Now, a year later, the critics are justified.

In the absence of any admission of wrongdoing or negligence by the Malaysian authorities, the International Civil Aviation Organisation (ICAO) has noted the failure of Malaysia’s military in communicating information about MH370 as it went off course.

In a paper presented in January at the Third Meeting of the Asia/Pacific Regional Search and Rescue Task Force in the Maldives, ICAO said the delay had resulted in the loss of valuable time in the initial search for the plane.

It was some 20 hours before civil aviation authorities were informed and a week before the information that military radar had detected MH370 flying north of Pulau Perak in the Strait of Malacca, was released, the paper noted.

“PSR (primary surveillance radar) information from Malaysian military PSR and the two PSRs in Thailand at Hat Yai (near the Thai-Malaysian border) and Phuket (Bang Duk Hill) that could have observed the west-bound track of MH370 were not provided to civilian authorities during the immediate period following the disappearance,” the paper titled “ICAO brief on the SAR response to MH370” said.
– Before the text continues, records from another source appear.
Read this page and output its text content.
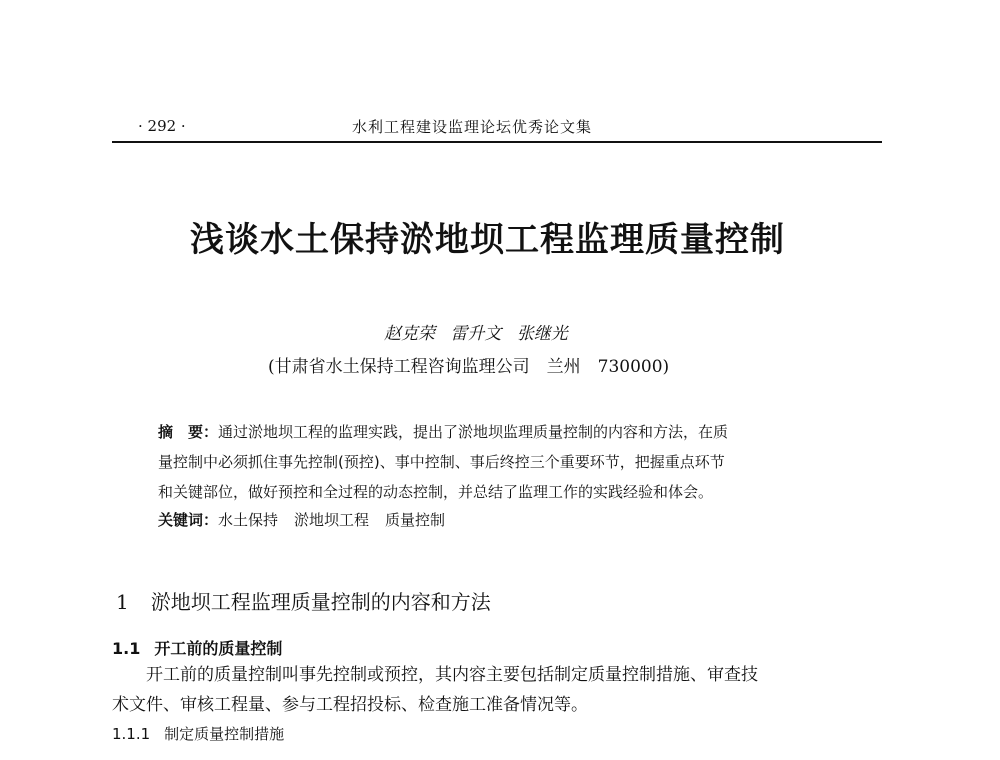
· 292 ·	水利工程建设监理论坛优秀论文集
浅谈水土保持淤地坝工程监理质量控制
赵克荣 雷升文 张继光
(甘肃省水土保持工程咨询监理公司　兰州　730000)
摘　要：通过淤地坝工程的监理实践，提出了淤地坝监理质量控制的内容和方法，在质
量控制中必须抓住事先控制(预控)、事中控制、事后终控三个重要环节，把握重点环节
和关键部位，做好预控和全过程的动态控制，并总结了监理工作的实践经验和体会。
关键词：水土保持 淤地坝工程 质量控制
1 淤地坝工程监理质量控制的内容和方法
1.1 开工前的质量控制
开工前的质量控制叫事先控制或预控，其内容主要包括制定质量控制措施、审查技
术文件、审核工程量、参与工程招投标、检查施工准备情况等。
1.1.1 制定质量控制措施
Though the ICAO paper did not mention the need to scramble jets, it noted the lack of cooperation between military and civil aviation authorities.

This point has also been raised by former Royal Malaysian Air Force fighter pilot, Zaidi Ahmad, who told The Malaysian Insider that Malaysia should have learned from the terrorist attacks of September 11, 2001 to beef up cooperation between the military and civil aviation to deal with airborne threats.

Last year, Malaysian officials drew flak for contradictory and clumsy statements made over the radar fiasco (see graphic).

Royal Malaysian Air Force chief Gen Tan Sri Rodzali Daud initially inadvertently admitted that primary surveillance radar had picked up MH370 over the Strait of Malacca and later denied it, only to have the information be made public later.

In May, Defence Minister and acting Transport Minister Datuk Seri Hishammuddin Hussein, defended the military’s inaction, saying, “it was not deemed a hostile object and pointless if you are not going to shoot it down.

“If you’re not going to shoot it down, what’s the point of sending it up?”

No one knows if any action has been taken against any official, although current Transport Minister Datuk Seri Liow Tiong Lai said to wait for an interim investigation report on MH370 that was expected to be released today, one year from the incident, as required by international convention.

Will there be answers later today when the report is released?

The next-of-kin of passengers and crew members on board MH370 have spent this weekend remembering their loved ones with vigils and gatherings, refusing to call them “memorial” events as they hold out hope that those missing might still be alive.

This is despite the January 29 announcement by the Malaysian Department of Civil Aviation, that after 327 days of searching, flight MH370 was lost in an accident and all 239 on board are considered dead.

The ongoing search in a remote part of the southern Indian Ocean, where depths reach 6,000m, has covered more than 40% of the total 60,000 sq km search area.

Search operations, led by Australia, are expected to be completed by May if all goes well.

Authorities have remained sketchy at best in revealing what they plan to do next should the current search yield nothing by then.

Liow has said authorities would need to go back to the drawing board, and Malaysia, as the lead investigator, would rely on experts to help it plan the next move.

Whatever the interim investigation report reveals today, and whether anyone is held to account, the question will still remain: where is the plane? – March 8, 2015.